Ausdrücklich erwähnt wurde Bayern - wohl als Beispiel - in der Neugliederungsbestimmung des Art. 18 (5): "Zum Beschluß einer Gebietsänderung oder Neubildung sind drei Fünftel der abgegebenen Stimmen, mindestens aber die Stimmenmehrheit der Wahlberechtigten erforderlich. Auch wenn es sich nur um Abtrennung eines Teiles eines preußischen Regierungsbezirkes, eines bayerischen Kreises [heute Regierungsbezirk] oder in anderen Ländern eines entsprechenden Verwaltungsbezirkes handelt, ist der Wille der Bevölkerung des ganzen in Betracht kommenden Bezirkes festzustellen. Wenn ein räumlicher Zusammenhang des abzutrennenden Gebiets mit dem Gesamtbezirke nicht besteht, kann auf Grund eines besonderen Reichsgesetzes der Wille der Bevölkerung des abzutrennenden Gebiets als ausreichend erklärt werden."

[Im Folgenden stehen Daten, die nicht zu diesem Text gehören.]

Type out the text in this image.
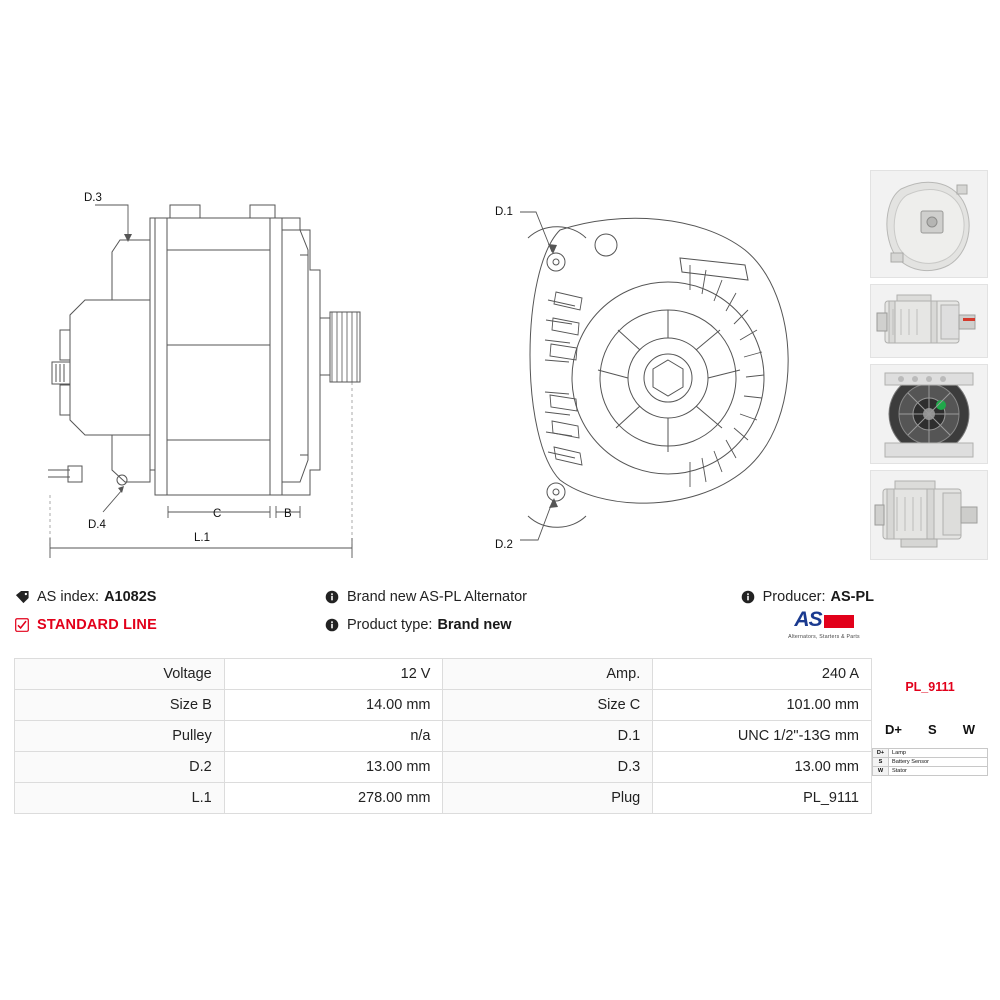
D.3
D.4
C	B
L.1
D.1
D.2
PL_9111
D+ S W
D+	Lamp
S	Battery Sensor
W	Stator
AS index: A1082S	Brand new AS-PL Alternator	Producer: AS-PL
STANDARD LINE	Product type: Brand new	AS
Alternators, Starters & Parts
Voltage	12 V	Amp.	240 A
Size B	14.00 mm	Size C	101.00 mm
Pulley	n/a	D.1	UNC 1/2"-13G mm
D.2	13.00 mm	D.3	13.00 mm
L.1	278.00 mm	Plug	PL_9111
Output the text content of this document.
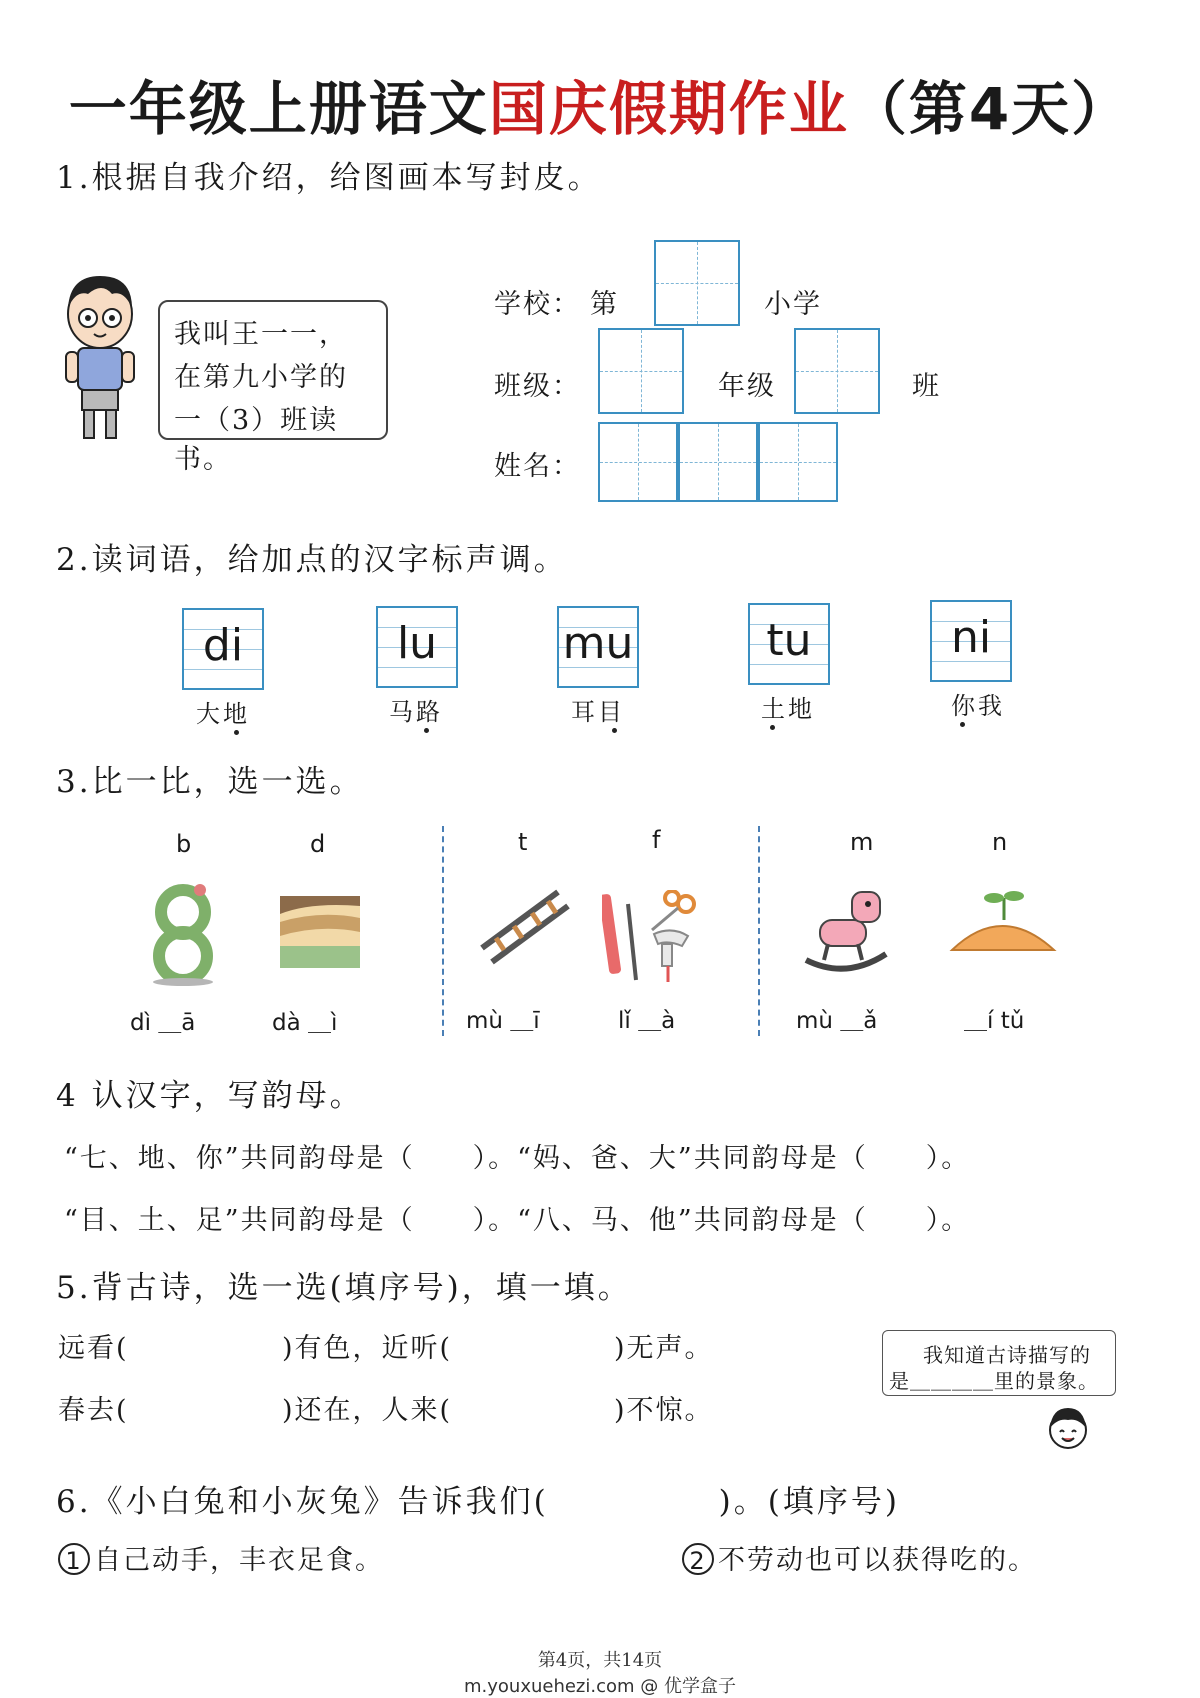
一年级上册语文国庆假期作业（第4天）
1.根据自我介绍，给图画本写封皮。
我叫王一一，
在第九小学的
一（3）班读书。
学校： 第	小学
班级：	年级	班
姓名：
2.读词语，给加点的汉字标声调。
di
大地
lu
马路
mu
耳目
tu
土地
ni
你我
3.比一比，选一选。
b	d	t	f	m	n
dì ＿ā	dà ＿ì	mù ＿ī	lǐ ＿à	mù ＿ǎ	＿í tǔ
4 认汉字，写韵母。
“七、地、你”共同韵母是（　　）。“妈、爸、大”共同韵母是（　　）。
“目、土、足”共同韵母是（　　）。“八、马、他”共同韵母是（　　）。
5.背古诗，选一选(填序号)，填一填。
远看(	)有色，近听(	)无声。
春去(	)还在，人来(	)不惊。
我知道古诗描写的
是＿＿＿＿里的景象。
6.《小白兔和小灰兔》告诉我们(　　　　　)。(填序号)
1 自己动手，丰衣足食。	2 不劳动也可以获得吃的。
第4页，共14页
m.youxuehezi.com @ 优学盒子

Bayern hatte bis zuletzt im Reichsrat gegen das Gesetz gestimmt (Heimers, Unitarismus, 135-138). Dafür waren eigenstaatliche Motive ausschlaggebend gewesen: Neugliederungsfragen, so die bayerische Position, gehörten nicht in den Kompetenzbereich des Reichsrechts, sondern seien vielmehr Gegenstand bilateraler Regelungen zwischen den Ländern; zum Beleg verwies man auf Coburg. Dass Art. 18 die Möglichkeit der Neugliederung sogar gegen den Willen der betroffenen Länder eröffnete, war für Bayern vollkommen inakzeptabel, da dies die territoriale Integrität der Einzelstaaten grundsätzlich in Frage stellte.

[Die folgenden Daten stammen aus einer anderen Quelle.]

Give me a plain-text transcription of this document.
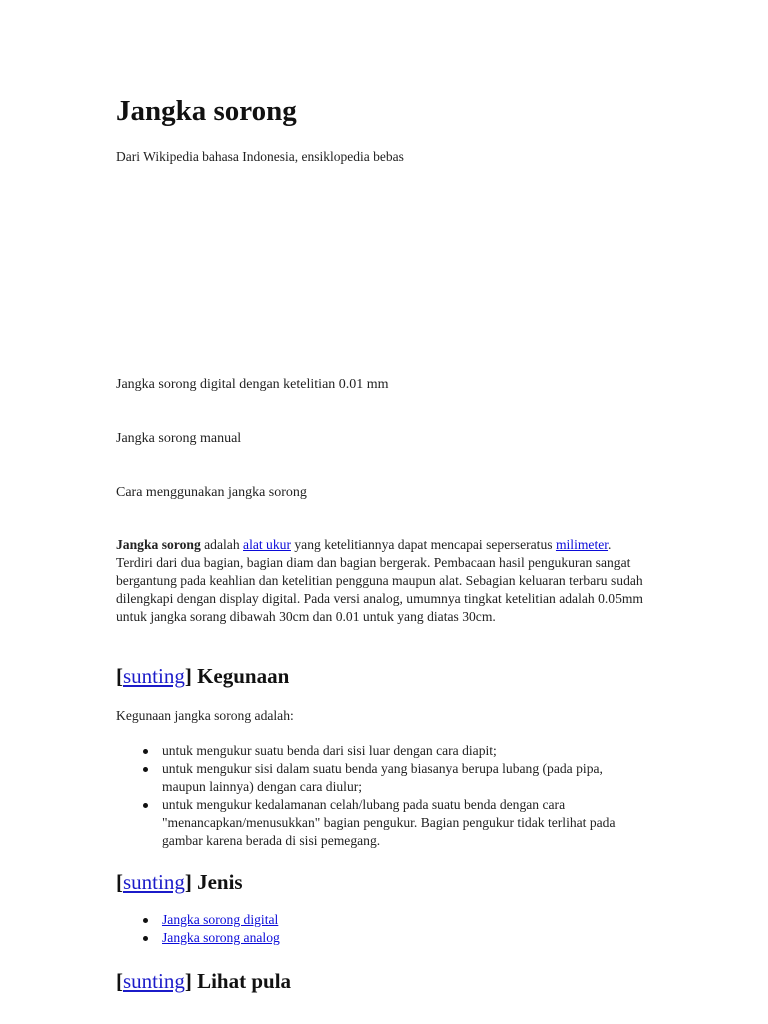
Jangka sorong

Dari Wikipedia bahasa Indonesia, ensiklopedia bebas

Jangka sorong digital dengan ketelitian 0.01 mm

Jangka sorong manual

Cara menggunakan jangka sorong

Jangka sorong adalah alat ukur yang ketelitiannya dapat mencapai seperseratus milimeter. Terdiri dari dua bagian, bagian diam dan bagian bergerak. Pembacaan hasil pengukuran sangat bergantung pada keahlian dan ketelitian pengguna maupun alat. Sebagian keluaran terbaru sudah dilengkapi dengan display digital. Pada versi analog, umumnya tingkat ketelitian adalah 0.05mm untuk jangka sorang dibawah 30cm dan 0.01 untuk yang diatas 30cm.

[sunting] Kegunaan

Kegunaan jangka sorong adalah:

untuk mengukur suatu benda dari sisi luar dengan cara diapit;
untuk mengukur sisi dalam suatu benda yang biasanya berupa lubang (pada pipa, maupun lainnya) dengan cara diulur;
untuk mengukur kedalamanan celah/lubang pada suatu benda dengan cara "menancapkan/menusukkan" bagian pengukur. Bagian pengukur tidak terlihat pada gambar karena berada di sisi pemegang.
[sunting] Jenis
Jangka sorong digital
Jangka sorong analog
[sunting] Lihat pula
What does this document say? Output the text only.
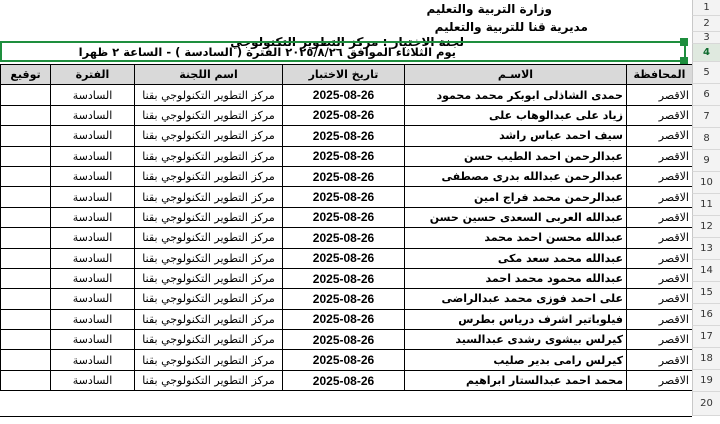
وزارة التربية والتعليم
مديرية قنا للتربية والتعليم
لجنة الاختبار : مركز التطوير التكنولوجي
يوم الثلاثاء الموافق ٢٠٢٥/٨/٢٦ الفترة ( السادسة ) - الساعة ٢ ظهرا
المحافظة	الاسـم	تاريخ الاختبار	اسم اللجنة	الفترة	توقيع
الاقصر	حمدى الشاذلى ابوبكر محمد محمود	2025-08-26	مركز التطوير التكنولوجي بقنا	السادسة	
الاقصر	زياد على عبدالوهاب على	2025-08-26	مركز التطوير التكنولوجي بقنا	السادسة	
الاقصر	سيف احمد عباس راشد	2025-08-26	مركز التطوير التكنولوجي بقنا	السادسة	
الاقصر	عبدالرحمن احمد الطيب حسن	2025-08-26	مركز التطوير التكنولوجي بقنا	السادسة	
الاقصر	عبدالرحمن عبدالله بدرى مصطفى	2025-08-26	مركز التطوير التكنولوجي بقنا	السادسة	
الاقصر	عبدالرحمن محمد فراج امين	2025-08-26	مركز التطوير التكنولوجي بقنا	السادسة	
الاقصر	عبدالله العربى السعدى حسين حسن	2025-08-26	مركز التطوير التكنولوجي بقنا	السادسة	
الاقصر	عبدالله محسن احمد محمد	2025-08-26	مركز التطوير التكنولوجي بقنا	السادسة	
الاقصر	عبدالله محمد سعد مكى	2025-08-26	مركز التطوير التكنولوجي بقنا	السادسة	
الاقصر	عبدالله محمود محمد احمد	2025-08-26	مركز التطوير التكنولوجي بقنا	السادسة	
الاقصر	على احمد فوزى محمد عبدالراضى	2025-08-26	مركز التطوير التكنولوجي بقنا	السادسة	
الاقصر	فيلوباتير اشرف درياس بطرس	2025-08-26	مركز التطوير التكنولوجي بقنا	السادسة	
الاقصر	كيرلس بيشوى رشدى عبدالسيد	2025-08-26	مركز التطوير التكنولوجي بقنا	السادسة	
الاقصر	كيرلس رامى بدير صليب	2025-08-26	مركز التطوير التكنولوجي بقنا	السادسة	
الاقصر	محمد احمد عبدالستار ابراهيم	2025-08-26	مركز التطوير التكنولوجي بقنا	السادسة	
1
2
3
4
5
6
7
8
9
10
11
12
13
14
15
16
17
18
19
20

Realisierte Neugliederungen zwischen 1919 und 1933

Tatsächlich kam es zwischen 1919 und 1933 nur in vier Fällen zu Neugliederungen. Grundlage hierfür waren neben der erwähnten zweiten Möglichkeit (Beschluss durch einfaches Reichsgesetz) entsprechende Vereinbarungen zwischen den beteiligten Ländern.

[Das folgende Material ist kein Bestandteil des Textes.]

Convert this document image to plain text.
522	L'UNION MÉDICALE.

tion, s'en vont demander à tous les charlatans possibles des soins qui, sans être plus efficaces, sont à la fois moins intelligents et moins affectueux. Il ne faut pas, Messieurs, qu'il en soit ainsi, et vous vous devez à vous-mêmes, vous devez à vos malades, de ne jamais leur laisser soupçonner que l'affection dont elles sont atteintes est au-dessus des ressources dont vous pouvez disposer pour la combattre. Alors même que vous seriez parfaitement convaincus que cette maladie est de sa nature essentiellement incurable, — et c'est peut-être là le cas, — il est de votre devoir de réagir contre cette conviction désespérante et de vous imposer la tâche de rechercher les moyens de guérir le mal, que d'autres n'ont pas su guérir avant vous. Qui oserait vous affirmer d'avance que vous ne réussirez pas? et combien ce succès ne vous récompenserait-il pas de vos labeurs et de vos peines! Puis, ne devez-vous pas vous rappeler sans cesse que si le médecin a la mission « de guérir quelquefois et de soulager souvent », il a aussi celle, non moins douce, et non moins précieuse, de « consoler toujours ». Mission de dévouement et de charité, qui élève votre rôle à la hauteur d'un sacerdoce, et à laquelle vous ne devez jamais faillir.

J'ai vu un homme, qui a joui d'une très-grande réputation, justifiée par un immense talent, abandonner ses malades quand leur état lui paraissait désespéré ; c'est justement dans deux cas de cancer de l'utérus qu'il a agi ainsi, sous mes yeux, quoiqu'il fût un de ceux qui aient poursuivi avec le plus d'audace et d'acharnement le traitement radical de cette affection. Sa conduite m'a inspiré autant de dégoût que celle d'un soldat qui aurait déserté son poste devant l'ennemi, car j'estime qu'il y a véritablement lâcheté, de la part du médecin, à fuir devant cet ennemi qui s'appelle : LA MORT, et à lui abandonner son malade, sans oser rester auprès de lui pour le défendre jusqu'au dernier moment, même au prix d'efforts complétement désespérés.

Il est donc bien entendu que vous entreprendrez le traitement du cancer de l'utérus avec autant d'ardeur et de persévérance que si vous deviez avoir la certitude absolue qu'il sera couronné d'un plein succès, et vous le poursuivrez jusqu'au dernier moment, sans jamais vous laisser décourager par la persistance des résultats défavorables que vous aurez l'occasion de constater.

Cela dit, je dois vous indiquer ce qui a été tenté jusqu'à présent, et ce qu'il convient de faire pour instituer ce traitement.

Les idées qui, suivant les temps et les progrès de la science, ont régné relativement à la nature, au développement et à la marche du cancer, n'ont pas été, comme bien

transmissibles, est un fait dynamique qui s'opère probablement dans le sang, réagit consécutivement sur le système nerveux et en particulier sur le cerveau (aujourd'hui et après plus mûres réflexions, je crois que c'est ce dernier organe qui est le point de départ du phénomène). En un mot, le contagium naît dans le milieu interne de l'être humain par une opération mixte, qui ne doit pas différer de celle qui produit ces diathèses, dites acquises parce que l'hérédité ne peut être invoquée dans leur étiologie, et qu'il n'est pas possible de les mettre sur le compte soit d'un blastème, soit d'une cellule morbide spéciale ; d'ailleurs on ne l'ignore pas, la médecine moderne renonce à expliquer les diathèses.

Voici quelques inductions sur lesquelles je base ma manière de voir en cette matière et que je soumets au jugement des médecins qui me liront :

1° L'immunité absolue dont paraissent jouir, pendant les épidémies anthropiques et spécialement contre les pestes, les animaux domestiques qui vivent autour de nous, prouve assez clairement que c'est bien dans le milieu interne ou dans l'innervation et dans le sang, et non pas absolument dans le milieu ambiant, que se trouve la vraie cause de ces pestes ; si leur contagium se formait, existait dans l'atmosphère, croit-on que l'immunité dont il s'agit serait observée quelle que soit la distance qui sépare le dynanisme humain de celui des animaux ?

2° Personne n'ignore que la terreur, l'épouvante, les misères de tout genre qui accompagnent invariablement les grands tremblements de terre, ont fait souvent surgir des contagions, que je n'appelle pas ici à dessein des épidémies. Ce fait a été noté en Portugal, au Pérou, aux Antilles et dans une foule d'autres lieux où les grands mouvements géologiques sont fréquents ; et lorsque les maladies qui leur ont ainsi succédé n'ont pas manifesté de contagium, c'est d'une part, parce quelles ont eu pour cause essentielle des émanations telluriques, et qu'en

  1. Bildung des Freistaates Thüringen am 1. Mai 1920 aus den sieben thüringischen Staaten: Sachsen-Weimar-Eisenach, Sachsen-Meiningen, Sachsen-Altenburg, Schwarzburg-Rudolstadt, Schwarzburg-Sondershausen, Gotha, Reuß (durch Reichsgesetz vom 30.4.1920, RGBl. S. 841). Nach Häupel (Gründung des Landes Thüringen, 105) bedeutete der politische Zusammenschluss allenfalls einen Teilerfolg für die Unitaristen. Eine Einbeziehung des preußischen Regierungsbezirks Erfurt war an der Haltung Preußens gescheitert. Ebenso war anfangs die Bildung eines mitteldeutschen Staates Sachsen-Thüringen im Gespräch gewesen. Auch die letztlich verwirklichte kleinthüringische Territorialreform gelang nur mit Abstrichen, da sich Sachsen-Coburg Bayern anschloss. Weil das Reich die Thüringer Einigungsbestrebungen nur ungenügend unterstützte und die Länderinteressen überwogen, wurde die Thüringische Länderneugliederung nicht zur Initialzündung für eine umfassende territoriale Reichsreform. Im Jahre 1928 konnten in einem Gebietstausch mit Sachsen die gegenseitigen Exklaven aufgelöst werden (Reichsgesetz 30.3.1928, RGBl. I S. 115). Nach dem Zusammenschluss zum Freistaat Thüringen gab es im Deutschen Reich 18 Länder mit 81 En- und Exklaven.
  2. Vereinigung von (Sachsen-)Coburg mit dem Freistaat Bayern am 1. Juli 1920 (Reichsgesetz 1.7.1920 RGBl. S. 842). Das bayerische Staatsgebiet vergrößerte sich um 561 qkm, die Bevölkerung um 74.344 Personen.
  3. Vereinigung des Landkreises Pyrmont des Landes Waldeck-Pyrmont mit Preußen am 1. April 1922 (Reichsgesetz vom 24. März 1922, RGBl. I S. 281).
  4. Vereinigung des Landes Waldeck mit Preußen am 1. April 1929 (Reichsgesetz vom 7. Dezember 1928, RGBl. I S. 401).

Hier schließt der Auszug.